Die Illusion, nein, die Diktatur der Messbarkeit ist auch schon eingezogen in das kleine kasachische Dorf. Lenin, Stalin und die Fünf-Jahres-Pläne umstehen Ezkens Kindheit. Ezken bemerkt sie nicht. Stalin? Ein Gesicht aus Papier. Ezken ist zehn, vielleicht auch schon zwölf. Manchmal, zwischendurch beim Spielen, trinkt er noch an der runden Brust seiner Mutter. Ein zärtlicher Unernst. Ezken hat eine sehr schöne Mutter. Und dann bekommt er einen neuen Freund, Jurij aus Leningrad, dessen Vater im Gefängnis sitzt. Wegen Kosmopolitismus. Kosmopoliten erkenne man mit einem einzigen Blick in ihre Hose. Beschnitten? Also Kosmopolit. Und Jude dazu. Jurij weiß sowas. Denn er kommt aus Leningrad. - Noch ist es eine fließende Welt, die Ezken, Jurij und die anderen bewohnen, die Brust der Mutter, die hochkonzentrierte Augenzeugenschaft beim Tagewerk der Dorfhure Aspasia und das harte Zielen am Schießstand, alles passt hinein. Erwachsene, erfahren Esken und seine Freunde, sind überaus merkwürdige Kinder. Es ist wichtig, ihre Geheimnisse zu studieren. Darum lohnt es auch, Akkordeon zu lernen. Denn wie sonst kommt man auf die Tanzabende der Großen? Es ist die vielleicht schönste Szene des Films, als Ezken Akkordeon spielt zum Dorfball, weil der richtige Akkordeonspieler doch auch lieber tanzen möchte. Und wir sehen dieses ganze erwachsene erotische Spiel der Anziehungen und Abstoßungen mit seinen Augen, erkennen es wieder am verlorenen Ausdruck seines Gesichts. Aber mehr noch können wir es hören. Das Akkordeon wird leiser vor Anspannung, manchmal will es ganz aufhören, doch bevor alle endgültig aus dem Takt fallen, besinnt sich Esken jedesmal auf den eigentlichen Grund seiner Anwesenheit beim Tanz.

Und wird er jemals wieder so ins Kino gehen wie damals? Mit geklauten Steigeisen einen Mast erkletternd, hoch über dem Zaun Chaplin erblicken in "Lichter der Großstadt", die Szene, da Virginia Cherill ihren Helfer durch eine Berührung wiedererkennt.

Sehen als Berührung.
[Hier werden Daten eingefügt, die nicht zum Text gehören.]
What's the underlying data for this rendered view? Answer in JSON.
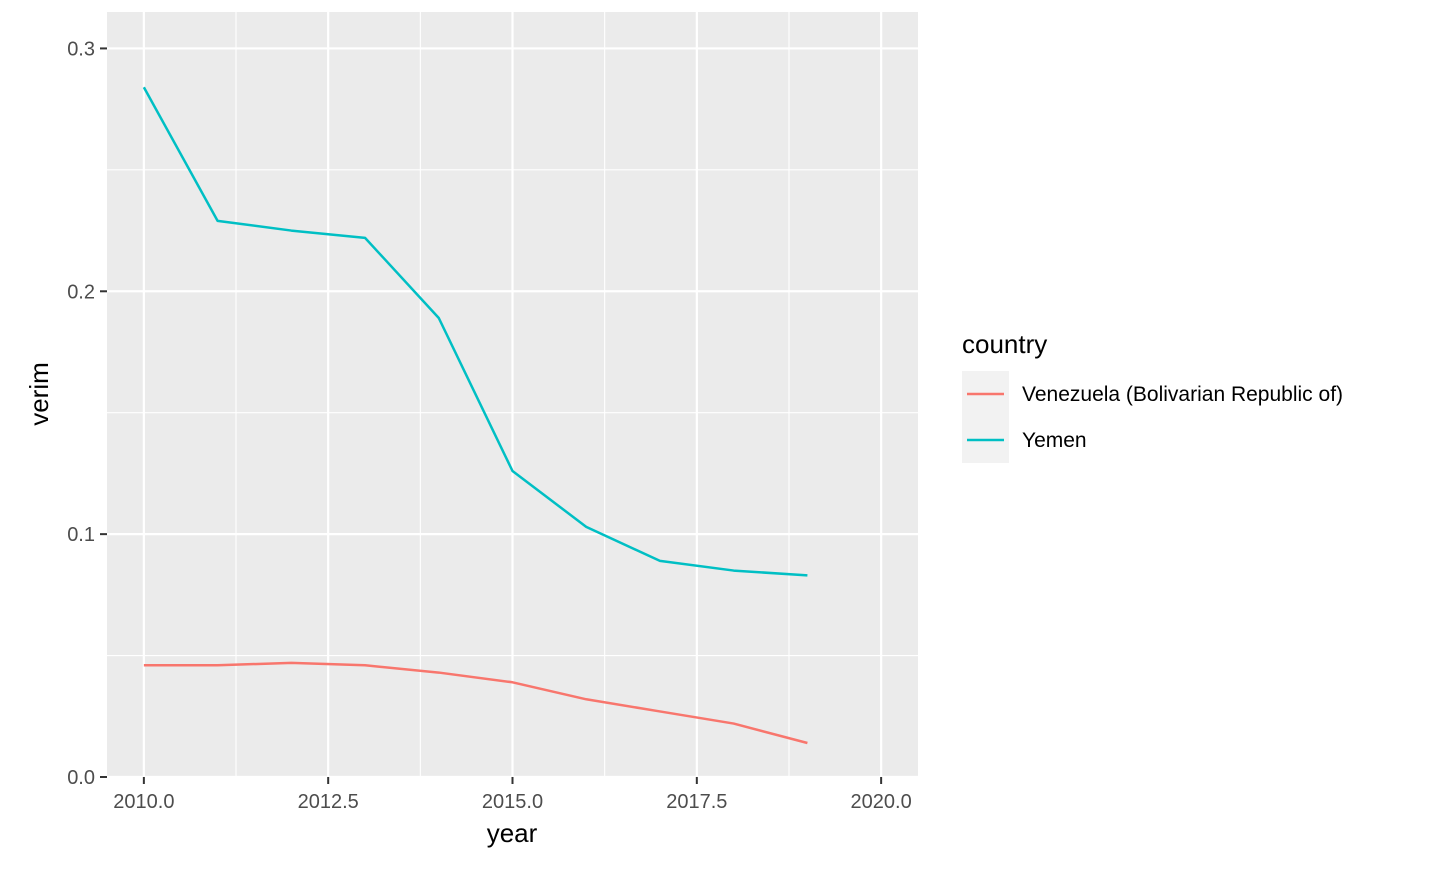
{
  "chart_data": {
    "type": "line",
    "xlabel": "year",
    "ylabel": "verim",
    "xlim": [
      2009.5,
      2020.5
    ],
    "ylim": [
      0.0,
      0.3
    ],
    "x_ticks": [
      2010.0,
      2012.5,
      2015.0,
      2017.5,
      2020.0
    ],
    "x_tick_labels": [
      "2010.0",
      "2012.5",
      "2015.0",
      "2017.5",
      "2020.0"
    ],
    "y_ticks": [
      0.0,
      0.1,
      0.2,
      0.3
    ],
    "y_tick_labels": [
      "0.0",
      "0.1",
      "0.2",
      "0.3"
    ],
    "grid": true,
    "legend": {
      "title": "country",
      "placement": "right"
    },
    "x": [
      2010,
      2011,
      2012,
      2013,
      2014,
      2015,
      2016,
      2017,
      2018,
      2019
    ],
    "series": [
      {
        "name": "Venezuela (Bolivarian Republic of)",
        "color": "#F8766D",
        "values": [
          0.046,
          0.046,
          0.047,
          0.046,
          0.043,
          0.039,
          0.032,
          0.027,
          0.022,
          0.014
        ]
      },
      {
        "name": "Yemen",
        "color": "#00BFC4",
        "values": [
          0.284,
          0.229,
          0.225,
          0.222,
          0.189,
          0.126,
          0.103,
          0.089,
          0.085,
          0.083
        ]
      }
    ]
  },
  "colors": {
    "panel_background": "#EBEBEB",
    "grid_line": "#FFFFFF",
    "legend_key_background": "#F2F2F2"
  }
}
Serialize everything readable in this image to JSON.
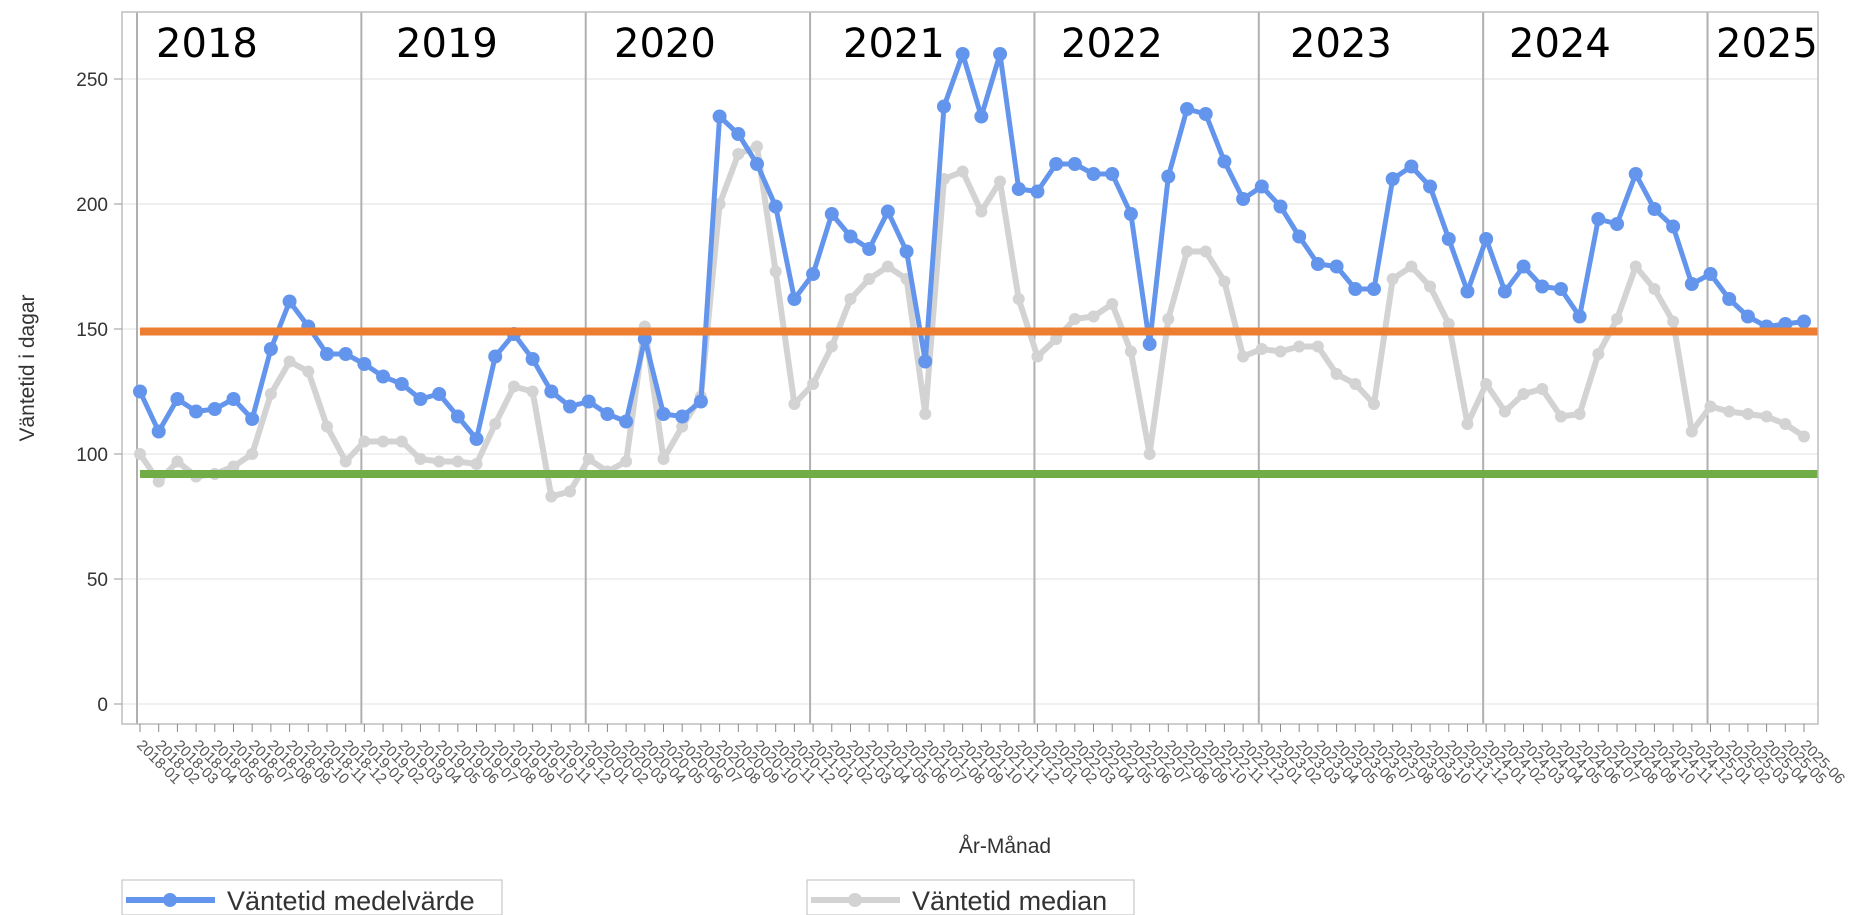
{
  "chart_data": {
    "type": "line",
    "ylabel": "Väntetid i dagar",
    "xlabel": "År-Månad",
    "ylim": [
      0,
      260
    ],
    "yticks": [
      0,
      50,
      100,
      150,
      200,
      250
    ],
    "grid": true,
    "legend_position": "bottom-left",
    "year_labels": [
      "2018",
      "2019",
      "2020",
      "2021",
      "2022",
      "2023",
      "2024",
      "2025"
    ],
    "reference_lines": [
      {
        "value": 149,
        "color": "#ED7D31"
      },
      {
        "value": 92,
        "color": "#70AD47"
      }
    ],
    "x_start_label": "2018-01",
    "x": [
      "2018-01",
      "2018-02",
      "2018-03",
      "2018-04",
      "2018-05",
      "2018-06",
      "2018-07",
      "2018-08",
      "2018-09",
      "2018-10",
      "2018-11",
      "2018-12",
      "2019-01",
      "2019-02",
      "2019-03",
      "2019-04",
      "2019-05",
      "2019-06",
      "2019-07",
      "2019-08",
      "2019-09",
      "2019-10",
      "2019-11",
      "2019-12",
      "2020-01",
      "2020-02",
      "2020-03",
      "2020-04",
      "2020-05",
      "2020-06",
      "2020-07",
      "2020-08",
      "2020-09",
      "2020-10",
      "2020-11",
      "2020-12",
      "2021-01",
      "2021-02",
      "2021-03",
      "2021-04",
      "2021-05",
      "2021-06",
      "2021-07",
      "2021-08",
      "2021-09",
      "2021-10",
      "2021-11",
      "2021-12",
      "2022-01",
      "2022-02",
      "2022-03",
      "2022-04",
      "2022-05",
      "2022-06",
      "2022-07",
      "2022-08",
      "2022-09",
      "2022-10",
      "2022-11",
      "2022-12",
      "2023-01",
      "2023-02",
      "2023-03",
      "2023-04",
      "2023-05",
      "2023-06",
      "2023-07",
      "2023-08",
      "2023-09",
      "2023-10",
      "2023-11",
      "2023-12",
      "2024-01",
      "2024-02",
      "2024-03",
      "2024-04",
      "2024-05",
      "2024-06",
      "2024-07",
      "2024-08",
      "2024-09",
      "2024-10",
      "2024-11",
      "2024-12",
      "2025-01",
      "2025-02",
      "2025-03",
      "2025-04",
      "2025-05",
      "2025-06"
    ],
    "series": [
      {
        "name": "Väntetid medelvärde",
        "color": "#6495ED",
        "values": [
          125,
          109,
          122,
          117,
          118,
          122,
          114,
          142,
          161,
          151,
          140,
          140,
          136,
          131,
          128,
          122,
          124,
          115,
          106,
          139,
          148,
          138,
          125,
          119,
          121,
          116,
          113,
          146,
          116,
          115,
          121,
          235,
          228,
          216,
          199,
          162,
          172,
          196,
          187,
          182,
          197,
          181,
          137,
          239,
          260,
          235,
          260,
          206,
          205,
          216,
          216,
          212,
          212,
          196,
          144,
          211,
          238,
          236,
          217,
          202,
          207,
          199,
          187,
          176,
          175,
          166,
          166,
          210,
          215,
          207,
          186,
          165,
          186,
          165,
          175,
          167,
          166,
          155,
          194,
          192,
          212,
          198,
          191,
          168,
          172,
          162,
          155,
          151,
          152,
          153
        ]
      },
      {
        "name": "Väntetid median",
        "color": "#D3D3D3",
        "values": [
          100,
          89,
          97,
          91,
          92,
          95,
          100,
          124,
          137,
          133,
          111,
          97,
          105,
          105,
          105,
          98,
          97,
          97,
          96,
          112,
          127,
          125,
          83,
          85,
          98,
          93,
          97,
          151,
          98,
          111,
          123,
          200,
          220,
          223,
          173,
          120,
          128,
          143,
          162,
          170,
          175,
          170,
          116,
          210,
          213,
          197,
          209,
          162,
          139,
          146,
          154,
          155,
          160,
          141,
          100,
          154,
          181,
          181,
          169,
          139,
          142,
          141,
          143,
          143,
          132,
          128,
          120,
          170,
          175,
          167,
          152,
          112,
          128,
          117,
          124,
          126,
          115,
          116,
          140,
          154,
          175,
          166,
          153,
          109,
          119,
          117,
          116,
          115,
          112,
          107
        ]
      }
    ]
  }
}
Mit Kinderaugen sehen, heißt wie zum ersten Mal sehen. Vielleicht darum bleiben das Kino und die Kunst dem kindlichen Schauen so verbunden. Weil sie immer wieder angewiesen sind auf dieses Wie-Zum-Ersten-Mal, und darauf, dass aus der Distanz des Sehens die Nähe, das Unentrinnbare einer Berührung wird.

Vielleicht liegt in solcher Unentrinnbarkeit aber auch der Beginn jener Sprünge, die sich an den Eierschalenwänden der runden Kindheiten einzeichnen. Satybaldy Narymbetov und sein wunderbar lebenswach-träumerischer Schauspieler Daulet Taniev als Ezken machen sie sichtbar. Da sind die Schreie des Jungen oben im Baum, als ein Soldat die schöne unerreichbare Bibliothekarin küsst, da ist die Verhaftung des eigenen Vaters. Nein, Ezkens Vater ist nicht beschnitten. Kein Kosmopolit. Aber er hat mit den Japanern gegessen.

NKWD. Vier Buchstaben zerbrechen Ezkens Kindheitswelt wie vormals die Narymbetovs. Die Kindheit ist zu Ende, wenn die Zeit nicht mehr rund wird. Wenn es plötzlich ein Gestern gibt. Wenn sie beim Tanzen Schallplatten wollen und keinen Akkordeonspieler mehr. Ganz am Anfang und ganz am Schluss liegt Esken an einem Baum, sieht die Eltern wie im Traum vorbeigehen. Sie werden nicht mehr wiederkommen, und er liegt an dem Baum. Er sollte jetzt seine Kraft haben.